Em comum, os novos imigrantes mudaram-se para Nova York como uma etapa da carreira profissional. Ou foram transferidos pela empresa ou escolheram a cidade para fazer um curso. É o caso da brasiliense Ana Abdul, 30 anos, que junto com Luís Felipe Medeiros, o "Lipe", de 31, é dona de uma loja badalada, a Language, na Rua Mulberry, no bairro de NoLIta. Ana e Lipe se conheceram em Nova York e pagam 6.000 dólares por mês para morar num loft no SoHo. Lipe deixou São Paulo seis anos atrás para estudar artes plásticas. Ana saiu de Brasília há cinco para cursar mestrado na School of Visual Arts e chegou a estagiar com Annie Leibovitz, uma das fotógrafas mais renomadas do mundo, e no Museu de Arte Moderna, o MoMA. A loja, que une os móveis desenhados por Lipe com a experiência em moda de Ana, aberta em 1997, já fatura 1,5 milhão de dólares anuais. Seus 2.500 metros quadrados são ocupados por móveis, antiguidades, moda, acessórios, e ainda é uma galeria de arte. Nada mais new yorker. "Investimos alto, mas a burocracia é muito simples e funciona a nosso favor", conta Ana. "No Brasil, você nunca sabe o que vai acontecer no mês seguinte. Todos ficam dependendo das medidas econômicas."

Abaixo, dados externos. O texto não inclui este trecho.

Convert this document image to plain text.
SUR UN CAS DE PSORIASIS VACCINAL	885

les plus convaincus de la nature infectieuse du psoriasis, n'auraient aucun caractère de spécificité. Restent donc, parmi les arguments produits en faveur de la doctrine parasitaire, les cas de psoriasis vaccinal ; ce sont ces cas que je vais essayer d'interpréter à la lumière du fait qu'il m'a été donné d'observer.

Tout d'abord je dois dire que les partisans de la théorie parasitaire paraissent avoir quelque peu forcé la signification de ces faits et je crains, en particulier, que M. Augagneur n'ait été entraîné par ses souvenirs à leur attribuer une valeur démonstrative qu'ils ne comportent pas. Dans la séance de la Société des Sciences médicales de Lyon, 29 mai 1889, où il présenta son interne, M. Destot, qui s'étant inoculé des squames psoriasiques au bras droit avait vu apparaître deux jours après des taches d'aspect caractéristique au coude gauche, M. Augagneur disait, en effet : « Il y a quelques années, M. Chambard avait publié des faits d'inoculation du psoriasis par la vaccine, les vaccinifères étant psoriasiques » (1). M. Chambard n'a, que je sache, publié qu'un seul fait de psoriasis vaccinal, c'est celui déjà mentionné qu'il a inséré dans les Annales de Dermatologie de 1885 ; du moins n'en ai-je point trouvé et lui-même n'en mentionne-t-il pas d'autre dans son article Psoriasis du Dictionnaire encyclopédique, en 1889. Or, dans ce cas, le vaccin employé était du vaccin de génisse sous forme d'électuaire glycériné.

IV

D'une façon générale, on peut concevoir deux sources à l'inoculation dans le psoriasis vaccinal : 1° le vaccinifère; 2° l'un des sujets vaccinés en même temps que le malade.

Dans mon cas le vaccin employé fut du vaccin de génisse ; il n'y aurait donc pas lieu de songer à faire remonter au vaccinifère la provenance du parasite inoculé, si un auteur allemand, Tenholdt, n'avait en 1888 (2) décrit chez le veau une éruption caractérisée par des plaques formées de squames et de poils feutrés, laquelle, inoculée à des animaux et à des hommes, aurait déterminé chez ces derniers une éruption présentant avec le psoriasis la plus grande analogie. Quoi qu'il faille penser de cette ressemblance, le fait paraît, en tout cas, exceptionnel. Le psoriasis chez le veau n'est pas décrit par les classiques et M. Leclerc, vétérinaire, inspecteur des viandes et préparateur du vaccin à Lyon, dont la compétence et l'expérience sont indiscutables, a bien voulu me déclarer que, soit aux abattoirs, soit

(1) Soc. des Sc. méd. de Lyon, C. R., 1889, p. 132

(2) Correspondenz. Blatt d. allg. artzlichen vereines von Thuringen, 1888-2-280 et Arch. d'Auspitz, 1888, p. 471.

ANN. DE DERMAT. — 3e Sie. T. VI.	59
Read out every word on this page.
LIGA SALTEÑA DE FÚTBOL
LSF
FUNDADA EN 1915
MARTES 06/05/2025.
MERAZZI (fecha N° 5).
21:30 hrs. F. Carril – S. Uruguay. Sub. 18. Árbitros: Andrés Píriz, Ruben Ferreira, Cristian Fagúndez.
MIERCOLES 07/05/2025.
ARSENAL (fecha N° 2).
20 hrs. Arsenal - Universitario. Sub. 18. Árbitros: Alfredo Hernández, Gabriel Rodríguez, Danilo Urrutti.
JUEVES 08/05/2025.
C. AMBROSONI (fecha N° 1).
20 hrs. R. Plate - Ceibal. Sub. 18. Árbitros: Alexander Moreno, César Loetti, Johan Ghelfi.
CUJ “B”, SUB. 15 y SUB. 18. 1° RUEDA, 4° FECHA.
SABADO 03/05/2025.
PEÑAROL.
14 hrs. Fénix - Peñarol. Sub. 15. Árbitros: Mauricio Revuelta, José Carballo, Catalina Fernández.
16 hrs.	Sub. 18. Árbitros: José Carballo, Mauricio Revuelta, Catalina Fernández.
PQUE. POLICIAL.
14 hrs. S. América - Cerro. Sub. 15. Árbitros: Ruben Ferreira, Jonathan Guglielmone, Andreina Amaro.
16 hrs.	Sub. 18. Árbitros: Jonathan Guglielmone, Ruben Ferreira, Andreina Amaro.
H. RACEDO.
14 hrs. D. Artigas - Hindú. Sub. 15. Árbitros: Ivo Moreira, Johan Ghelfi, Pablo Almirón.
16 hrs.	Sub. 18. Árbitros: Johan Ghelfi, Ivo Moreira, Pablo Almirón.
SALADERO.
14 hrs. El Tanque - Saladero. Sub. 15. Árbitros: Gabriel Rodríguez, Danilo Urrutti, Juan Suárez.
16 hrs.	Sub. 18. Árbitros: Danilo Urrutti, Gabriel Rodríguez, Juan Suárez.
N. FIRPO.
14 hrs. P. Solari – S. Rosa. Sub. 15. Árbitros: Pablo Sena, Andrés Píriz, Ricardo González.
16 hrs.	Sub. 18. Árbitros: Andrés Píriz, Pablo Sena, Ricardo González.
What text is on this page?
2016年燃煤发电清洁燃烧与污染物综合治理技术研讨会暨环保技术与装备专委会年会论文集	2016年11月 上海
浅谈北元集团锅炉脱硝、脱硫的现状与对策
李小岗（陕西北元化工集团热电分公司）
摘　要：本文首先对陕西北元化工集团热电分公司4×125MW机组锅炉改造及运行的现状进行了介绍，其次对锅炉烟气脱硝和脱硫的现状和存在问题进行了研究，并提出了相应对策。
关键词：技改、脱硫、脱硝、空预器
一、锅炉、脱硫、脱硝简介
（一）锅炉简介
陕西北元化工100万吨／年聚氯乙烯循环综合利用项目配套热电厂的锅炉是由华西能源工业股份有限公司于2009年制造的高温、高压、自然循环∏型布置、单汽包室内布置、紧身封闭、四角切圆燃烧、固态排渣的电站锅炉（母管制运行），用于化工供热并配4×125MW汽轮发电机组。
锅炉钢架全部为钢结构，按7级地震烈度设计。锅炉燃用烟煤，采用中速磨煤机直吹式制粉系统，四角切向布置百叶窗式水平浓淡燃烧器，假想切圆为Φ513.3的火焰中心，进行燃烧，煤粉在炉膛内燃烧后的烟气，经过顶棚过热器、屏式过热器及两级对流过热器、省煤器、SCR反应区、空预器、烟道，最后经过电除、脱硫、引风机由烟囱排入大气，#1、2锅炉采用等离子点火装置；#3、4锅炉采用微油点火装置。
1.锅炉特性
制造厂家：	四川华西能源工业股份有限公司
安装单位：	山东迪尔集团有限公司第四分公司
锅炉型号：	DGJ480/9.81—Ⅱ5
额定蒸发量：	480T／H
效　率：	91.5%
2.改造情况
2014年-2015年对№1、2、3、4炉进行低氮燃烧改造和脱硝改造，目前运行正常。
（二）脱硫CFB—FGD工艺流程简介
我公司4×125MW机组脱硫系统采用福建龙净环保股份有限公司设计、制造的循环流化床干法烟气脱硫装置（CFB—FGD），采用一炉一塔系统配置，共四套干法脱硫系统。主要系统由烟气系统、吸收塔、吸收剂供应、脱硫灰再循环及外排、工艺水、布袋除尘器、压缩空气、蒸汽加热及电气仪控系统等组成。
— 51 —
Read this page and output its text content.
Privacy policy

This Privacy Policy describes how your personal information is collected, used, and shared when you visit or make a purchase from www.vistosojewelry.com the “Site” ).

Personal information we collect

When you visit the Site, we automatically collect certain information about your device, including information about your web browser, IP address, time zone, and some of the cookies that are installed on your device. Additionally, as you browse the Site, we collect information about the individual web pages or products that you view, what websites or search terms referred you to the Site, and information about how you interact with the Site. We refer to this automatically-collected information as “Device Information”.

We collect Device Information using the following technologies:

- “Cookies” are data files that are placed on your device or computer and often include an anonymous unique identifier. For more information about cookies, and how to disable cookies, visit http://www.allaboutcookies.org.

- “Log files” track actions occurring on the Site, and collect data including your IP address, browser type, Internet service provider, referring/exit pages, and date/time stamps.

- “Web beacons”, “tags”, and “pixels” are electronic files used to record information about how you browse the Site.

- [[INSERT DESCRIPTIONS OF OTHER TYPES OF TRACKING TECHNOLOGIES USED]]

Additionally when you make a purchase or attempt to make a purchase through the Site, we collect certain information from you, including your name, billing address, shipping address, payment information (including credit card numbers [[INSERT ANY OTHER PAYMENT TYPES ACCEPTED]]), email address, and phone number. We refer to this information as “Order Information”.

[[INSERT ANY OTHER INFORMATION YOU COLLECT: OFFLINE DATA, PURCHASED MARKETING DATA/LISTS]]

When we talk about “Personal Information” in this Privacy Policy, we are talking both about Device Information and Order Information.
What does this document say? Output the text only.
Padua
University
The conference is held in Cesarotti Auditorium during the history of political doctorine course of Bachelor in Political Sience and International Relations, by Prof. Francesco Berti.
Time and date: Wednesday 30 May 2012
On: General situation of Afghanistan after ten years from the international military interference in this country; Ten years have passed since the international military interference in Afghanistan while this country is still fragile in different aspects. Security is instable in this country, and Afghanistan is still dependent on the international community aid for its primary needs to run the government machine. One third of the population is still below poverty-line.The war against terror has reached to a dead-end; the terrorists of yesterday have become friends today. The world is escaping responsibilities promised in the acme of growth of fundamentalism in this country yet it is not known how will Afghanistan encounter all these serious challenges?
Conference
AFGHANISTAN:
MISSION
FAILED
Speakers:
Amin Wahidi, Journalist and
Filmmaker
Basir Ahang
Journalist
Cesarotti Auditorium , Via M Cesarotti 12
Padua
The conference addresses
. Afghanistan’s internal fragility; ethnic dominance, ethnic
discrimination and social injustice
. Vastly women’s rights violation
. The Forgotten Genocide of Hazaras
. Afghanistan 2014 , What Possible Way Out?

Uma característica do empreendimento bem-sucedido de Ana e Lipe é justamente não depender da colônia brasileira. Sua loja até pode ter clientes brasileiros. Mas não é feita para eles nem tem aquela nostalgia dos trópicos. "O que une o caldeirão cultural da cidade é o idioma", diz o compositor e pianista Marcelo Zarvos, 30 anos, que desembarcou em Nova York há cinco anos e já tem o green card. "Quem chega aqui sem falar inglês está condenado a viver em um gueto de brasileiros. Sendo assim, é melhor ficar no Brasil." O paulista Zarvos já gravou três CDs, tem a agenda lotada de concertos e compõe músicas para cinema. Seu estúdio ocupa um dos dois quartos do apartamento que acaba de comprar no Upper East Side. Apesar de sempre trabalhar com projetos no Brasil, ele não pensa em voltar ao país.

Menos mineiros

Nos anos 80, nove entre dez imigrantes brasileiros residentes no Estado americano de Massachusetts tinham saído de Governador Valadares, cidade mineira de 250 000 habitantes. Agora, o fenômeno migratório alastrou-se pelo Brasil todo. Minas Gerais continua sendo a origem de quase metade dos brasileiros da região – que concentra o maior número de imigrantes do Brasil depois da área metropolitana de Nova York. Mas a soma dos cariocas, paulistas, capixabas e goianos já chega a 45%, segundo pesquisa feita pela socióloga Ana Cristina Braga Martes, que morou dois anos em Boston e escreveu o livro Brasileiros nos Estados Unidos – Um Estudo sobre Imigrantes em Massachusetts. Em 1990, uma reportagem de VEJA mostrava que o imigrante típico era do sexo masculino, jovem e solteiro. Quando casado, deixava a família no Brasil. Na virada do século, o número de mulheres praticamente se equipara ao de homens. Os casados, que agora são 6% mais que os solteiros, começaram a viajar com a família.

Outra novidade é que 15% desses brasileiros já não querem retornar ao Brasil. "É um índice relevante, pois até pouco tempo atrás eles iam juntar dinheiro para, depois, voltar para cá", ressalta a socióloga. Entre os que regressam, há quem se aproveite da falta de referências do recém-chegado para ganhar um dinheiro extra. Como já têm mais contatos na cidade, muitos desses imigrantes "vendem" seus postos de trabalho em funções subalternas, como de faxineira. O preço da "venda" é, em média, três vezes o rendimento mensal que o novato irá receber.